The U.S. Post Office in Patchogue, New York is located at 170 East Main Street in the Suffolk County village. It serves the ZIP Code 11772, covering the entire Village of Patchogue, as well as the hamlets of North Patchogue and East Patchogue.

== History ==
Patchogue Post Office was built 1930 to the designs by architect John Vredenburgh Van Pelt of Van Pelt, Hardy & Goubert, and combines Art Deco & Classical Revival architecture. The front building facade is boldly scaled in limestone, and is highlighted with relief sculpture and large monumental windows with decorative aluminum grillage. A matching analog clock sites over the front entrance doors. The rest of the building is made primarily of brick. Long Island-based stamp collectors have often considered the Patchogue Post Office to be one of several sources for stamps with obscure denominations.

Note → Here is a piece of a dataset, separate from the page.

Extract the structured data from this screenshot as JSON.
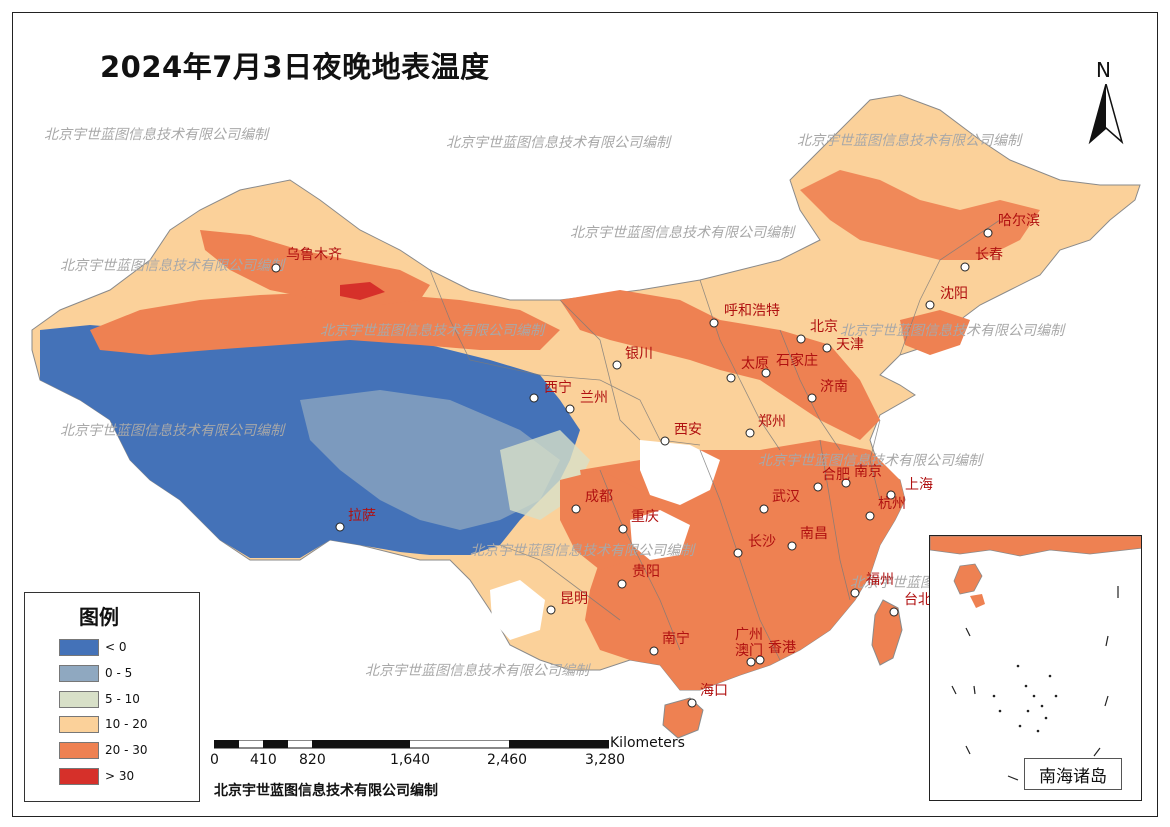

The building was added to the National Register of Historic Places on May 11, 1989. Three other post office buildings in Suffolk County were listed on the NRHP on the same day, but neither of them were designed by the same architect, nor were they designed in the same style as the one in Patchogue. In 2005, the United States Congress enacted legislation renaming the building the Lieutenant Michael P. Murphy Post Office Building, commemorating the heroism of Medal of Honor recipient Michael P. Murphy.